Alors oui, on pense à Antoine Doinel chez Truffaut ou au récent Suzanne de Katell Quillevéré, qui faisait l’exploit de comprimer toute une vie en 1h34 grâce à des ellipses judicieuses. Boyhood est à la fois clos et épanoui – trois heures tout de même. Dire du film qu’il ne s’y passe pas grand-chose peut faire peur. Pas de twist, de coup du sort. Au débat suivant la première (rendons hommage au public de Sundance d’être encore curieux et exalté à 1 heure du matin), Linklater citait ainsi sa fille, actrice du film, demander sur le tournage, un peu lasse : « est-ce que mon personnage peut mourir ? »
Non, non, la beauté de Boyhood est d’être anti-spectaculaire, magnifiant simplement les petits riens de la vie avec la conscience du temps qui passe. Les parents se rappelleront le privilège qu’est de voir ici un enfant s’éveiller, murir, se construire et se reconstruire presque en temps réel. Les critiques y verront un bel essai sur un acteur gagnant en épaisseur en même temps que le film. Boyhood désamorce constamment sa facture de film indé mignon (BO pop, plans élégiaques) avec cette ambition de biopic d’un personnage ordinaire, de teen-movie ultime mais à la modestie toujours enjouée. Boyhood sera en compétition au Festival de Berlin et devrait encore faire parler de lui. 12 years a boy.
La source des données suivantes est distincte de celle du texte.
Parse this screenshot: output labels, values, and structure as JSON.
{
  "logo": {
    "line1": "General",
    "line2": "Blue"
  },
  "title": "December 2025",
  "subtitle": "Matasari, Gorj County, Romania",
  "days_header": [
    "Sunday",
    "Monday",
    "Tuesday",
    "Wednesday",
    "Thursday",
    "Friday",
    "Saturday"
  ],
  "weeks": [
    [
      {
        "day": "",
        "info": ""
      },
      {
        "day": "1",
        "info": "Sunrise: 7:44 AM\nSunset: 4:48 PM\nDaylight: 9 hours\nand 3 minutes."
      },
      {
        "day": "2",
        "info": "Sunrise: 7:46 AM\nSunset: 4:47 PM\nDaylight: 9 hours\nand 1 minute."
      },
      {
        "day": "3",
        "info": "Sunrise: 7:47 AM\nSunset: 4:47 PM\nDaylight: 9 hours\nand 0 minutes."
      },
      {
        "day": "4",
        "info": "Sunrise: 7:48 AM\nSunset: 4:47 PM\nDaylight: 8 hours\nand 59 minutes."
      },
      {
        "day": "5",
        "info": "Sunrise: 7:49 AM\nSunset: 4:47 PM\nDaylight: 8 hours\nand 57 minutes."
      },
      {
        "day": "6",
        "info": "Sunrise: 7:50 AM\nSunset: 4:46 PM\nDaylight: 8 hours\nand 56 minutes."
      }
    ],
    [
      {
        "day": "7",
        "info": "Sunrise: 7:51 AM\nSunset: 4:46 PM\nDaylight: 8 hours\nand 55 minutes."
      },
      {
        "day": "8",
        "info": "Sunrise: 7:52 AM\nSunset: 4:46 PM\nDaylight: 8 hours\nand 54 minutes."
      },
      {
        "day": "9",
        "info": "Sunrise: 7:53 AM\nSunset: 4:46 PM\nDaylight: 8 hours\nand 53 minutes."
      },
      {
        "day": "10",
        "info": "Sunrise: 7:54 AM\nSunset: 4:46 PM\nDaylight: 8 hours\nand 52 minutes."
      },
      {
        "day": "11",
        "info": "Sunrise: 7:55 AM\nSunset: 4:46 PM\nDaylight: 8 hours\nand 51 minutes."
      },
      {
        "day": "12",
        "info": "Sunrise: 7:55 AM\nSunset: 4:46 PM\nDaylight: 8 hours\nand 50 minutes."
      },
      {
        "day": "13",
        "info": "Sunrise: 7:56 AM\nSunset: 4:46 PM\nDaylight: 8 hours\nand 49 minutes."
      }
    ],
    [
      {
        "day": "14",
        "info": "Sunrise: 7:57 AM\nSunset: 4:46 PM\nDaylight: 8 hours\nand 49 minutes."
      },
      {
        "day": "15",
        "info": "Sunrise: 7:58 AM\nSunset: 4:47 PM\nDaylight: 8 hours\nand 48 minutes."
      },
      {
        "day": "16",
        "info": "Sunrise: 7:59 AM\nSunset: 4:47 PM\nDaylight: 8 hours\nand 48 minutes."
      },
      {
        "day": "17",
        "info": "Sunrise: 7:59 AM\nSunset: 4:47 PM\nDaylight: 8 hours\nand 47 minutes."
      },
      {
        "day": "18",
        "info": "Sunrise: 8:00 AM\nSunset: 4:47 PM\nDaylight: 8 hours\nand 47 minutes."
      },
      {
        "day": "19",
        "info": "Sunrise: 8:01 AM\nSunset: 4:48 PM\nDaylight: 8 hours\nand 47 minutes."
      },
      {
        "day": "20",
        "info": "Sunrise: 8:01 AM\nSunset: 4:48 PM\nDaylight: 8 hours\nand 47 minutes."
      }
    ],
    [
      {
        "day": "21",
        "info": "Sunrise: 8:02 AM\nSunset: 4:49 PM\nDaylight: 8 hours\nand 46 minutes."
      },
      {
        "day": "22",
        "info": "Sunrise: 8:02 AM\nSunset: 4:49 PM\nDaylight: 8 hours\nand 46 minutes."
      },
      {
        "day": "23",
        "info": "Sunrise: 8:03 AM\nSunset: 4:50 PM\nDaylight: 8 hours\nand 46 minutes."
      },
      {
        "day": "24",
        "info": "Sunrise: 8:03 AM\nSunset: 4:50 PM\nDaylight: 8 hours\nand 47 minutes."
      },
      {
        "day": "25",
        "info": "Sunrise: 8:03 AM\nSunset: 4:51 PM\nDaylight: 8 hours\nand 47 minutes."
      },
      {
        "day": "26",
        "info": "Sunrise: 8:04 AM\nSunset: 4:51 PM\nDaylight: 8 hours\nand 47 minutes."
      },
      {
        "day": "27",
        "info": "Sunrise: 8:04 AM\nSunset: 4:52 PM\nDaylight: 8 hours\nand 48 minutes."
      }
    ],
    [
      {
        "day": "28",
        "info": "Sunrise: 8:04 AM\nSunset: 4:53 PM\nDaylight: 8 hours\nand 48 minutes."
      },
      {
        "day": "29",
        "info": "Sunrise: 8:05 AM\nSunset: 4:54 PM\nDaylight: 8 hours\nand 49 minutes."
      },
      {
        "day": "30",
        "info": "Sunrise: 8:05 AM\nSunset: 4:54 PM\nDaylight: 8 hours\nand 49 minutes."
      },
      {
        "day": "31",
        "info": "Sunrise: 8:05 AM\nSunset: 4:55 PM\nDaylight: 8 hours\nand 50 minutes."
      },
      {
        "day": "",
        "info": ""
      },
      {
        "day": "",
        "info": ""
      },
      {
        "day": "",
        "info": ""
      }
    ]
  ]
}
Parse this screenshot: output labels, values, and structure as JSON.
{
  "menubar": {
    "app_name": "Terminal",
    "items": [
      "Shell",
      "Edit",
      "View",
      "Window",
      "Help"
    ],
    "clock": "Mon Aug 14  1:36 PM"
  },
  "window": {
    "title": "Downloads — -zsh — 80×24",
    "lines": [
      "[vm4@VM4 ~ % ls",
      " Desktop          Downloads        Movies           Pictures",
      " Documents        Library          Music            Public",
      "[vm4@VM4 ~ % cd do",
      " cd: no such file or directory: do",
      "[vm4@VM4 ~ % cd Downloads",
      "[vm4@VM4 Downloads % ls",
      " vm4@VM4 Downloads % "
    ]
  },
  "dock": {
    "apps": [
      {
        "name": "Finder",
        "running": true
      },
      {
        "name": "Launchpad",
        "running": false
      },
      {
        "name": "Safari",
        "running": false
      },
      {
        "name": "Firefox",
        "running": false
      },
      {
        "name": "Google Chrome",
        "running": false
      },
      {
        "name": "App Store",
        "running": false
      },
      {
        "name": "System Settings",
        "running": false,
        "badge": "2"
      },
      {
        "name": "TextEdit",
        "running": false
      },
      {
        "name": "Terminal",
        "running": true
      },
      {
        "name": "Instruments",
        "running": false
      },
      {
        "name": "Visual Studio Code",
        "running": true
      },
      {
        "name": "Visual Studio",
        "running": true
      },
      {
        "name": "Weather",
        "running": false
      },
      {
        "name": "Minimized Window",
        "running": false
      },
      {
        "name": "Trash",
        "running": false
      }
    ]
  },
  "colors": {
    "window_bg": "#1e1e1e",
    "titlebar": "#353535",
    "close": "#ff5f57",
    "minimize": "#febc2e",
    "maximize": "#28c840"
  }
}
Histoire de famille aussi avec Happy Christmas, du très prolifique Joe Swanberg (au moins 15 films depuis 2005), figure du mouvement mumblecore : soit des films fauchés, bavards, marmonnés, improvisés, mais au charme fou lorsque réussis. Swanberg est encore mal connu en France car pas distribué – son film le plus récent, Drinking Buddies, est sorti directement en VOD en France sous le titre hongsangsooïen Ivresse entre amis. Happy Christmas se passe bien sûr à Noël : un couple (Mélanie Lynskey et Swanberg soi-même), voit débarquer et squatter chez eux la jeune sœur de ce dernier (Anna Kendrick, vue dans Twilight), déboussolée par une rupture. Elle est immature, ils ont un bébé et le clash est inévitable.
Air connu, dans la vie ou comme chez Swanberg, mais on aime la façon crâneuse dont le film affiche son dénuement (lumière chiche en appartement, 16 mm) et tire le meilleur de ses actrices – les hommes sont en retrait, Swanberg compris. On y brasse maternité, responsabilité et plan de carrière mais avec assez d’humour et de légèreté : notamment quand un personnage s’essaie à l’écriture de littérature érotique et qu’il faut pinailler sur des synonymes radicaux de vagin et pénis. Bonus sur le gâteau : Lena Dunham en copine d’Anna Kendrick, déstabilisante au début puisque son personnage paraît beaucoup plus sensé que dans Girls. Mais le naturel revient au galop, avec son franc-parler aiguisé. La vraie star du film est en fait Jude Swanberg, le propre fils du réalisateur, au timing comique impeccable pour son âge : deux ans. Comme pour Boyhood, on est curieux de le voir grandir dans les films de son papa.